The port, a business partner
maximizing water levels
How can a shipping line whose vessel is leaving Europe know what the depth of the channel will be seven or eight days later?
Environment Canada, the Canadian Hydrographic Service and the Canadian Coast Guard issue each day water level forecasts for the coming weeks. The information is more precise as the date of departure approaches, meaning the shipping line can better determine, for example, the number of containers its vessel can carry.
This calculation method has existed for many years. But today, thanks to electronic navigation and a better understanding of the riverbed, calculations are much more precise, meaning shipping lines can better maximize the channel depth for optimum vessel loading.
Ship design is another major advancement. Standard “Panamax” vessels generally prevail in today’s shipping industry. Panamax is determined by the width of the Panama Canal lock chambers, which are 33.53 metres wide. A Panamax vessel has a maximum width of 32 metres. Ships that are wider than 32 metres are known as post-Panamax vessels. The Panama Canal will be able to accommodate even wider vessels starting in 2014 with the completion of an expansion project that will add 55-metre-wide lock chambers.

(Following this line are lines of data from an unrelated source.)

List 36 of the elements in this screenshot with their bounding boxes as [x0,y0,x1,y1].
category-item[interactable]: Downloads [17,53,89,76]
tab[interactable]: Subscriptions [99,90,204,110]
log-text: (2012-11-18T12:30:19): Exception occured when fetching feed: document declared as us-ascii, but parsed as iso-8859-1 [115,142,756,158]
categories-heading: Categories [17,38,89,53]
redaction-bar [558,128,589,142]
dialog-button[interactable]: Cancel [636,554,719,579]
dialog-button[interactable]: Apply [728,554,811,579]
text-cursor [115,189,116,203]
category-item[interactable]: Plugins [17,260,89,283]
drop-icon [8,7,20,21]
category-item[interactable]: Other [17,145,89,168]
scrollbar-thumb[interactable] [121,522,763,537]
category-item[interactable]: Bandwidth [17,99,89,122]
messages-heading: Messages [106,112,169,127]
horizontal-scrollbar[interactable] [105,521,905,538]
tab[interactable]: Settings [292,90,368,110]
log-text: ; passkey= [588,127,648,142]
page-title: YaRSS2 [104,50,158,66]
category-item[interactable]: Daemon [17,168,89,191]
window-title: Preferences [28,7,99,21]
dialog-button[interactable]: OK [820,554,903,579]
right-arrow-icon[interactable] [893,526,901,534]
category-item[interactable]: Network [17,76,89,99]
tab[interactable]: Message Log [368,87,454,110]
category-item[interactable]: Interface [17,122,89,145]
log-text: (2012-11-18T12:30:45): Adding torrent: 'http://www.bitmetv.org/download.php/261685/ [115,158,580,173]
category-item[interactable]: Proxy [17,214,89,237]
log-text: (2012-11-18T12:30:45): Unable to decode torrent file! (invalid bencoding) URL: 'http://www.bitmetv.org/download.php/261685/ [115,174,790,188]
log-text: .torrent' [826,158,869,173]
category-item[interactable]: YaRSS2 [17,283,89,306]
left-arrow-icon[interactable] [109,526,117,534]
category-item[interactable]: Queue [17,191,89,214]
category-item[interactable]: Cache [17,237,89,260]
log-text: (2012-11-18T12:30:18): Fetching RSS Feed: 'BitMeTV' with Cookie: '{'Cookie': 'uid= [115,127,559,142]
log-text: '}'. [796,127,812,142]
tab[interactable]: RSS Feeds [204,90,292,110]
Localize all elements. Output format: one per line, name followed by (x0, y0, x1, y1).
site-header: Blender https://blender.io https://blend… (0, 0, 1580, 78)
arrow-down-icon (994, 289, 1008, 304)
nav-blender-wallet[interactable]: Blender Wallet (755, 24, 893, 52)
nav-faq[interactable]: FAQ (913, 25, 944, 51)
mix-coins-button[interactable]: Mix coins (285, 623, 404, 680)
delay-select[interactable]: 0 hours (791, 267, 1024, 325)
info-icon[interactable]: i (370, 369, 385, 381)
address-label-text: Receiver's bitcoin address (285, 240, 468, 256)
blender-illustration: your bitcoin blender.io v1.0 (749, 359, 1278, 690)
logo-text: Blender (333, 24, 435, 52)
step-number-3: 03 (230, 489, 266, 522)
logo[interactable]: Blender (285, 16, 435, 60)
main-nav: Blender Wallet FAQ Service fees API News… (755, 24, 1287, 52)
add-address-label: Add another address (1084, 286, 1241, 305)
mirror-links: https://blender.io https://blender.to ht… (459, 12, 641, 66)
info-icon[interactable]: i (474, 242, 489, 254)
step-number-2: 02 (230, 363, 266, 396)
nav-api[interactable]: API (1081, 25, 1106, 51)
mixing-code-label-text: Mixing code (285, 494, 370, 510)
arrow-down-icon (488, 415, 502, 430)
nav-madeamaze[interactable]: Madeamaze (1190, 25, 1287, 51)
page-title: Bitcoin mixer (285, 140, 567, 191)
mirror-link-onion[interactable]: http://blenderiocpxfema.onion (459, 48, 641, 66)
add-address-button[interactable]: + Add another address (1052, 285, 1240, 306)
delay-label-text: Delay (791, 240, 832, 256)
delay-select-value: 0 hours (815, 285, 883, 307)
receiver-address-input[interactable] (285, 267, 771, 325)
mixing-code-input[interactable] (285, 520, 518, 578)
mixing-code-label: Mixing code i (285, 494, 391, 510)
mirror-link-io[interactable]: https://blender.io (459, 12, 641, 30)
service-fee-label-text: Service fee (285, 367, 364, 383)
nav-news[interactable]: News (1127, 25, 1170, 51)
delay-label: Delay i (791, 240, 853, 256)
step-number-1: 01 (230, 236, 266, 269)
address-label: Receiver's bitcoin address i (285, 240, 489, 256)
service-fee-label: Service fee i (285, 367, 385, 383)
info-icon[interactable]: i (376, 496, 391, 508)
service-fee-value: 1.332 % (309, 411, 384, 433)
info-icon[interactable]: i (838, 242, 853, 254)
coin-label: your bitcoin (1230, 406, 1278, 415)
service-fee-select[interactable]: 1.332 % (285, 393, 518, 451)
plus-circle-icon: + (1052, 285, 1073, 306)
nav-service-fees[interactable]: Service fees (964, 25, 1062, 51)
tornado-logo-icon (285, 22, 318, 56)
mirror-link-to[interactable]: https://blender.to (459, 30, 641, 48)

Capitalizing on the principle that wider vessels can carry more cargo while maintaining the same draft, shipyards are now building the next generation of ships with widths that can vary between 32 and 49 metres.
Applying this same principle to the St. Lawrence, a ship that sails up the river today that is similar in length to a Panamax vessel and can carry 4,200 containers would be able to transport, with an equivalent draft, 5,800 containers, or 16,000 more tonnes of cargo, if its width were 42.5 metres instead of 32 metres. Another way of looking at this is that the effect of the widening of a vessel on its transport capacity is comparable to adding 2.1 metres of draft. The use of such vessels on the river would allow for the transportation of greater volumes of cargo to meet market demand, and would also counteract any eventual decrease in water levels due to global warming.